New face dream for disfigured youngster By Bao Xinyan (China Daily) Updated: 2005-12-28 06:12
NANJING: An 11-year-old girl who had sulphuric acid thrown at her by her aunt
may become the first person in China to have a face transplant, Beijing Morning
Post reported yesterday.
Liu Fangyuan's face was horrifically disfigured when the substance was poured
over her face three years ago.
It flattened her nose, left her mouth askew, both eyes blinded and her whole
face badly scarred.
The attack followed a dispute between her father and aunt over ownership of a
house.
The girl, from the capital of East China's Jiangsu Province, never left her
home until three months ago to start at a school for blind children.
Liu Yuanlin, her father, said it was the news that the General Hospital of
Nanjing Military Commands was ready to carry out face transplants that made his
daughter take her first steps outside since the attack and go to the school.
Hong Zhijian, director of the plastic surgery section at the hospital, said:
"Liu is just one of the patients who might be chosen to have the operation. We
have another four or five patients and until now we have not decided yet who is
to be the first patient."
Hong emphasized that he and his colleagues still needed time to carry out
checks on all the patients, most of whom are female and whose faces were burnt
by sulphuric acid or fire.
"If there are some other patients in the future, we will also take them into
consideration," he added.
He warned, however, that because Liu had received more than 10 plastic
surgery operations, it might cause her difficulties in recovering from any
facial transplant.
But he added it was only one issue, and that there were many factors in
deciding whether the patient was suitable to have the operation.
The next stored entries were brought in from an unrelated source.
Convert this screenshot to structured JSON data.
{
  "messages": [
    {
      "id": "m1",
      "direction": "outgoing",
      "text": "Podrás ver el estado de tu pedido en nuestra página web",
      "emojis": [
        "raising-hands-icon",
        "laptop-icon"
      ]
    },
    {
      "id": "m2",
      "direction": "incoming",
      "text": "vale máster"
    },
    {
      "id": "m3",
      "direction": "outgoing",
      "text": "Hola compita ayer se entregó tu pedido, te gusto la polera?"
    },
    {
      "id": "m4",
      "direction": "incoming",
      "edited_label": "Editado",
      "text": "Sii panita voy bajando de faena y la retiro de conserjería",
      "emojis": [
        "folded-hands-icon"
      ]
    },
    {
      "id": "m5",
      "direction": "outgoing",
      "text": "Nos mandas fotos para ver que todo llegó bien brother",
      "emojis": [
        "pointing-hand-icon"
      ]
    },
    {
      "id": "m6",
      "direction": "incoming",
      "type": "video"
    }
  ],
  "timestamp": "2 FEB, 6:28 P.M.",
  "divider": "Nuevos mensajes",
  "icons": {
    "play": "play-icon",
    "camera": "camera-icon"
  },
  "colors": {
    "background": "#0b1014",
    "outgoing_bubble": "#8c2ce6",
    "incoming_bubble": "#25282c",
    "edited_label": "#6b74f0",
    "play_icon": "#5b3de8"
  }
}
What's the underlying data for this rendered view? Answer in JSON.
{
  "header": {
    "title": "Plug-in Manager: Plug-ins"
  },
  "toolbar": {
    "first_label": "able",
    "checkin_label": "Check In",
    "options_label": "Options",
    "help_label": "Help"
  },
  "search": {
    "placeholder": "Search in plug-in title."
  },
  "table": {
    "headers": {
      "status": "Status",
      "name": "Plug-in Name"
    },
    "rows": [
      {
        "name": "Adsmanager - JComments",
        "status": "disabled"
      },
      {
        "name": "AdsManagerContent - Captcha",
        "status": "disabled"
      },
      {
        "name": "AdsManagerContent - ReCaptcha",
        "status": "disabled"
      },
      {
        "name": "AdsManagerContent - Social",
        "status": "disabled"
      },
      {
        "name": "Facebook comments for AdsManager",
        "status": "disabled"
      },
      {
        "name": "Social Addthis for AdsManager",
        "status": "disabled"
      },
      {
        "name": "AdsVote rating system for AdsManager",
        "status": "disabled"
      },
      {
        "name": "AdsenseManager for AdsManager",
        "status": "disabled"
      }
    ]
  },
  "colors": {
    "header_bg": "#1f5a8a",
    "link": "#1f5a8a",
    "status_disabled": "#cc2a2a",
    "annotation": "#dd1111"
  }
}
Meanwhile, at the Plastic Surgery Hospital affiliated to China Academy of
Medical Sciences in Beijing, a man has expressed his willingness to offer his
face for transplants when he dies.
Yang Jinfu, 44, a farmer from North China's Shanxi Province, is currently in
Beijing to accompany his hospitalized daughter.
"Without donations from the society, my daughter would have stopped medical
treatment long ago," he said last week. "I just want to pay back."
His face will have to go through complex checks to see whether it suited
those who needed it, according to Chen Huanran, a doctor at the hospital.
After the world's first successful partial face transplant in France last
month, three experts in Beijing, Shanghai and Nanjing announced that they had
the ability to carry out such operations.